80 applicants were screened, and 26 candidates were interviewed for the demonstration project. From that, fifteen students were selected to be part of MEDEX Northwest Class 1.
One of Smith’s objectives was the underserved populations of the US, so he thought it was necessary to recruit from minority groups.
“In that first group I wanted to find, at least, an Hispanic and a black,” he says. This proved rather difficult because Medex was an untried profession. “Most of the people I talked to were not interested in getting a job that wasn’t going to be guaranteed.”

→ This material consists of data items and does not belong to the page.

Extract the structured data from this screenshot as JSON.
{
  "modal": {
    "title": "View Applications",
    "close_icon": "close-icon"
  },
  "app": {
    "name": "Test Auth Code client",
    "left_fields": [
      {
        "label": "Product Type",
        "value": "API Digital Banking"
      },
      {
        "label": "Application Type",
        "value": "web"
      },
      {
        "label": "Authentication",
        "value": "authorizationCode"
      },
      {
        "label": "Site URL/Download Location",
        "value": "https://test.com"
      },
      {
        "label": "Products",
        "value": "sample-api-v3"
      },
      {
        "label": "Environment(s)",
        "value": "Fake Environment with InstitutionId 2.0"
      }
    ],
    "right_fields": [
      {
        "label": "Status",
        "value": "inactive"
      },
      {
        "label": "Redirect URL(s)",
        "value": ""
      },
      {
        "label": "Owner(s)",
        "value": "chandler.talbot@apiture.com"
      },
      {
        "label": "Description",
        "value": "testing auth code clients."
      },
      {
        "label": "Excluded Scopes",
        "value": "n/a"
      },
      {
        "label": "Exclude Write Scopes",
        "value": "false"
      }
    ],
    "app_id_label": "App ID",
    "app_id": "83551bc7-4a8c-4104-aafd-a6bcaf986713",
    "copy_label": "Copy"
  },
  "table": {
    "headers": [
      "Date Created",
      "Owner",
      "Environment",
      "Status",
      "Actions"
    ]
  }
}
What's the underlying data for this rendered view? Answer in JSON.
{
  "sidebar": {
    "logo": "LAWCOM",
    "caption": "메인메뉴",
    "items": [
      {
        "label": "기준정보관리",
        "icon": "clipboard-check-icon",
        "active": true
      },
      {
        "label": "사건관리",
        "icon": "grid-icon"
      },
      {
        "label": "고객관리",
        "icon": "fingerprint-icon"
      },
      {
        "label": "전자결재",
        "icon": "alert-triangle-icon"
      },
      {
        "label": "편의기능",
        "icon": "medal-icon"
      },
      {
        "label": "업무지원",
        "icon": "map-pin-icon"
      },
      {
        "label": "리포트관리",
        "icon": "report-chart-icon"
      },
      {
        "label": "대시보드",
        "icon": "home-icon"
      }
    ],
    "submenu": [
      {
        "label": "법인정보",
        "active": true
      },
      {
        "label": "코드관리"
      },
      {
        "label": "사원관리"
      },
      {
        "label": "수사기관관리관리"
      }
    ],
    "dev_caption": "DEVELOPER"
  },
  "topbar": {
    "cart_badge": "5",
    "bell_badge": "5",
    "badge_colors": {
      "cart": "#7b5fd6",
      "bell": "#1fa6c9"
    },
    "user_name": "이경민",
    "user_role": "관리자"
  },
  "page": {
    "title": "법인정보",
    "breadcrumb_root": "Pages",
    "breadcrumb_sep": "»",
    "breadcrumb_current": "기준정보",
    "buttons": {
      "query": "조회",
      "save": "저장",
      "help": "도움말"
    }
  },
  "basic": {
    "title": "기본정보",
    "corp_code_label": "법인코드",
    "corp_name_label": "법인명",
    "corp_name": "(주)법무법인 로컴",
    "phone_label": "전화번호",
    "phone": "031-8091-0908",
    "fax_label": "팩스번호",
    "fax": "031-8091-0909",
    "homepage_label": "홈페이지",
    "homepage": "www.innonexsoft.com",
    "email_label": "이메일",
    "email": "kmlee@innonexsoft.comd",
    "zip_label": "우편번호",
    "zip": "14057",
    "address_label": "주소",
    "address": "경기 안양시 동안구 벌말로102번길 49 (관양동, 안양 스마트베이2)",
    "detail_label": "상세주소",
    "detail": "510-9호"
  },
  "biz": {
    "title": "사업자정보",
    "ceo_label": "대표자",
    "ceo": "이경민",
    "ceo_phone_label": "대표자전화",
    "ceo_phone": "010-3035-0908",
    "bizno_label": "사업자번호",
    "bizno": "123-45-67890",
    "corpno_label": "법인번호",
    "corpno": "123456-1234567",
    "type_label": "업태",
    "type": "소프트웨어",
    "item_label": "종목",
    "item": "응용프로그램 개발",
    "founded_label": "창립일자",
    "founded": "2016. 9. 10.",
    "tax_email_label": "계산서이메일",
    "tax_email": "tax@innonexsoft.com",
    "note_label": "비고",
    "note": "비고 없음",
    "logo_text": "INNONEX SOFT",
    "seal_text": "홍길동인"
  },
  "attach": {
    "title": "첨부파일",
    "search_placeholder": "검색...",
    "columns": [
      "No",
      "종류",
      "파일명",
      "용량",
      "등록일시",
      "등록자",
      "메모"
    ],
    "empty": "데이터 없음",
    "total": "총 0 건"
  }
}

Steven Turnipseed, MEDEX Class 1
Smith found his sole African American candidate working as a MTA at Leavenworth Federal Prison where he was treating life-term inmates. In the late 60s, an MTA or Medical Technical Assistant operated much like a physician assistant within the Federal Bureau of Prisons Health Department. Turnipseed was back in the States from 10 years in the US Army, his last duty assignment with the 1st Special Forces Group in counter-intelligence and psychological warfare in Northeast Thailand along the Cambodian and Laotian borders. Early in his military career, Turnipseed received advance training as a surgical tech, a radiological tech and, later, as a medic to accompany the Special Forces team.
“Someone called me on a Sunday night,” recalls Turnipseed. “He said, ‘Hi, this is Dick Smith. “I’m really interested in you coming out and looking at this new program we have called MEDEX.’ He tried to explain to me a little bit about the dynamics of what he was trying to do, where he was going.”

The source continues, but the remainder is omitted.